For many years (since 1967) I have been strong on the preaching of "sanctification," which in our present day goes under many titles: "The Key to Triumphant Living," "The Saving Life of Christ," "The Faith-Rest Life," "The Deeper Life," "The Spirit-filled Life." But all the while that I have been preaching it, I have been aware that something was missing. What it was I did not know until I read your little booklet.

During the years that I have been preaching on "The Deeper Life" I have found that my consciousness of the "lostness of humanity" and the Christ experience of the cross whereby men become sons of God has been less and less. I have even found it difficult to preach on the subject of "salvation." When I would try, it seemed that I would almost have a mental block. So after a time I just resigned myself to the fact that maybe God did not want me to preach on that subject, that the thrust of my ministry was to be on sanctification and not justification.

This gave me no peace, however, because in the depth of my heart I could not see any wisdom in preaching a sanctification which had no connection with justification. I could not reconcile what I was preaching with an almost total absence of any compassion for those outside of the Christ experience.

The coming of your pamphlet into my life has provided the correction that has been so long needed in my theological foundation, and I will always be deeply indebted to you for it. When one has been guilty of error for so long, it takes a while to make the psychological adjustment, but I thank God that I have begun the trip.

Please find room to print this letter, for I know that many ministers are making this same mistake today. We are building on the subjective while leaving behind the great objective truth of the Christ experience of the cross and the justification that is ours thereby. This is like building the superstructure while leaving off the foundation. Ultimate collapse is the inevitable consequence.

George Bradley, Baptist Minister

Your booklet, "How to Live the Victorious Life," has been the clearest statement I have ever come across on the nature of and relation between justification and sanctification.
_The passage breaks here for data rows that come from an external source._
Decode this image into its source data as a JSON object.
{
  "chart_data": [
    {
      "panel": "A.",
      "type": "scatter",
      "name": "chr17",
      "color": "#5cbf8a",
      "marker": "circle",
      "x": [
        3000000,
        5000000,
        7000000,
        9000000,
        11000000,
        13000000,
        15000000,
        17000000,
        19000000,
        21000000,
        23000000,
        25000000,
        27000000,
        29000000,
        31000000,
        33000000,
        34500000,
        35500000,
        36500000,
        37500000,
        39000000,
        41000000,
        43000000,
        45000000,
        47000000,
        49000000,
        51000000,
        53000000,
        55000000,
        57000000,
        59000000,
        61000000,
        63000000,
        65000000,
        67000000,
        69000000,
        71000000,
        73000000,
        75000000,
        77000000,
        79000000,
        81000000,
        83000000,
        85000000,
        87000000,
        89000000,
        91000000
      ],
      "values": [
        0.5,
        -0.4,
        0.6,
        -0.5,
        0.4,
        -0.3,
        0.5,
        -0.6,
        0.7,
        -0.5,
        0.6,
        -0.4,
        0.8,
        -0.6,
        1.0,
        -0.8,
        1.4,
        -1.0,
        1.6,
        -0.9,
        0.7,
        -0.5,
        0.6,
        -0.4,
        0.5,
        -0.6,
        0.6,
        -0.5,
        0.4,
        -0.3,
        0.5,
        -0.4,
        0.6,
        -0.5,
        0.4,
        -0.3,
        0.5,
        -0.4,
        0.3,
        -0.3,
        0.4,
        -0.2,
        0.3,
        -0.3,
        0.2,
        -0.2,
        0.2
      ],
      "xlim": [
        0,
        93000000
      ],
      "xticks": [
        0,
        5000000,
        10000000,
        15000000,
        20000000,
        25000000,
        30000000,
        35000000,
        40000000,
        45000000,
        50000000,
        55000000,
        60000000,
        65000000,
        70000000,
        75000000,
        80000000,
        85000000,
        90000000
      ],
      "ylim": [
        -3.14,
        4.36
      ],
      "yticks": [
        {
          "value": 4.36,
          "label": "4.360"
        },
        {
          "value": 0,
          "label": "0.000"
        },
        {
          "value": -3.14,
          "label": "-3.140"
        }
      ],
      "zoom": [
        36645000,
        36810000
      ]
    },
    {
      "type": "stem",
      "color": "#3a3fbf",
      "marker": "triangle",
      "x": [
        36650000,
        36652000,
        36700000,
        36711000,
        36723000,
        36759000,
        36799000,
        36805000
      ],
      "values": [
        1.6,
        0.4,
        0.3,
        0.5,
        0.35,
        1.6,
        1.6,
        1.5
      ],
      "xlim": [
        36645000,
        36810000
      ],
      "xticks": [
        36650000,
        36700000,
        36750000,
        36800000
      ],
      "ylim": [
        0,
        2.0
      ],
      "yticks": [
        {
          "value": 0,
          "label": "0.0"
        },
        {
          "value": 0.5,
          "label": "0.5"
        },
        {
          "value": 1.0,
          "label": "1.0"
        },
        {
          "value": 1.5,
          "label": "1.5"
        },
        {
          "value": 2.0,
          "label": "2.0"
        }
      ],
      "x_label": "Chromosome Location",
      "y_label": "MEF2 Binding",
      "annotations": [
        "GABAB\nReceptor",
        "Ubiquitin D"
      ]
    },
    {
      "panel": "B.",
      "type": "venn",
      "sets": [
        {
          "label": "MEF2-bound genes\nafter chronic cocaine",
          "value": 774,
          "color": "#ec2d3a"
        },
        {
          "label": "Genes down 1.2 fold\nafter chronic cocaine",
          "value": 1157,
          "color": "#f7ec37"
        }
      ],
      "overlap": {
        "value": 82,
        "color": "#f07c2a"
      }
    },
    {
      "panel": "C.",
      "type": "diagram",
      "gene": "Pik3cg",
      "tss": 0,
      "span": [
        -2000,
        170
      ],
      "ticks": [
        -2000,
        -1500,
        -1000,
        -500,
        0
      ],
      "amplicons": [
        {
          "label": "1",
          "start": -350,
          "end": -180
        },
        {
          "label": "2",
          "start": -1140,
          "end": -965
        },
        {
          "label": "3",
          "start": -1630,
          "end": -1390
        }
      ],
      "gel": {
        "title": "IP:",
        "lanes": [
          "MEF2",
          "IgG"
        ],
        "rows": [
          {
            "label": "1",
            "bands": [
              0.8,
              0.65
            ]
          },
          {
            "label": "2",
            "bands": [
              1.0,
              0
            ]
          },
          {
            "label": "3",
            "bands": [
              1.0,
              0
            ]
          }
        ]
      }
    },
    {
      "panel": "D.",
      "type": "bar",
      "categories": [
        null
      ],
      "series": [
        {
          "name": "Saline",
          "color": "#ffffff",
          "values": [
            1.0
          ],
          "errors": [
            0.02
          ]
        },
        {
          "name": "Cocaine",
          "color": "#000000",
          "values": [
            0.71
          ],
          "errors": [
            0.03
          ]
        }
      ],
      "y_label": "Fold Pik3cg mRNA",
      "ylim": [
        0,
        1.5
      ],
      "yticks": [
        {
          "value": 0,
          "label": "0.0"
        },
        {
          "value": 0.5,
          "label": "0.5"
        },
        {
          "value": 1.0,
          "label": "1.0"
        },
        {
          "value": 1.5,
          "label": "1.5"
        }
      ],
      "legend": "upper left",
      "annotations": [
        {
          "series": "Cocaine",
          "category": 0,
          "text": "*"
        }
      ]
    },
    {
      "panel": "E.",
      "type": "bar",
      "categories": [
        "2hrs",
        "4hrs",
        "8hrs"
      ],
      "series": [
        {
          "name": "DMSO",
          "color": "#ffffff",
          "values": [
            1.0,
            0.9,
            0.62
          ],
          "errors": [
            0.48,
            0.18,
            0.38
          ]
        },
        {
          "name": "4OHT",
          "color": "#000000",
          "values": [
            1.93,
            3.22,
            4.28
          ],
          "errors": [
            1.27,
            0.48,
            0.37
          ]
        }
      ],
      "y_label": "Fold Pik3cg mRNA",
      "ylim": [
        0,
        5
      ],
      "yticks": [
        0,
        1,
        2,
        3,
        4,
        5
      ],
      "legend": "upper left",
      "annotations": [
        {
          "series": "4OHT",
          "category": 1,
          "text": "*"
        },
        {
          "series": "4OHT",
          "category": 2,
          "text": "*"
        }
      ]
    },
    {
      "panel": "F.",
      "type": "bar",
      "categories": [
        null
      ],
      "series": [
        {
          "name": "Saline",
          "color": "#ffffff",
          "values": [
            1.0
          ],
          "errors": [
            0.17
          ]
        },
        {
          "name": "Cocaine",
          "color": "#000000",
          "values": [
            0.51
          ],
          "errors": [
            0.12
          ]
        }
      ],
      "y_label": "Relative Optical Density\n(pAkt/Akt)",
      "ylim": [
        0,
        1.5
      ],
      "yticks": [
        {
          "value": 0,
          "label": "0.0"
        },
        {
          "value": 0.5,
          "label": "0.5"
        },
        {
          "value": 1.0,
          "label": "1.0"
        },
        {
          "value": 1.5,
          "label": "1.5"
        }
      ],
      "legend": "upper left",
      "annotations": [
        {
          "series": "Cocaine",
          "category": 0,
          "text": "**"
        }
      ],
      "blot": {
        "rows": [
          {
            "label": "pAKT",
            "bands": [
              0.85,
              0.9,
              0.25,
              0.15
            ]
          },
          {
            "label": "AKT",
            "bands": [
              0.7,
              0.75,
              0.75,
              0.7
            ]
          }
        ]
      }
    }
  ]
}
It has helped me "no end" in seeing where the error is in the present "charismatic movement."

William E. McDowell, Minister

Your "How to Live the Victorious Life" is an exciting exception to the majority of "deeper life" treatises. I am wearied with gimmickry, sloganism, hip Scripture paraphrases, and slick surface treatments of the problems attending sanctification. Thank you.

Mrs. Judy Eadie

"How to Live the Victorious Life" explains so clearly what my Reformed home, church and school have taught me. There are many paradoxes in the Bible. Mr. Brinsmead has helped me understand better the Pauline one in my life—"That which I would I do not. . . "

Walter A. Dejong


I'm thankful for your publications, which have pointed me to the Word and to what true justification is. I've been exposed to some people caught in the charismatic movement—lovely people who do love their Lord but are in bondage because of listening to man's doctrine instead of the Word alone. They almost led me into bondage, trying to convince me that I needed a "second baptism"; and I felt badly because I couldn't feel this "baptism" of the Spirit. I was striving for that feeling. Oh, what bondage—depending on one's feelings!

Your publications pointed me back to the Word and true justification and true freedom. I pray that I will keep my eyes on Christ and His finished work for me and witness to this gift of grace. And I pray that your publications will reach others and set them free from the bondage of man's "isms," pointing them to the Word alone.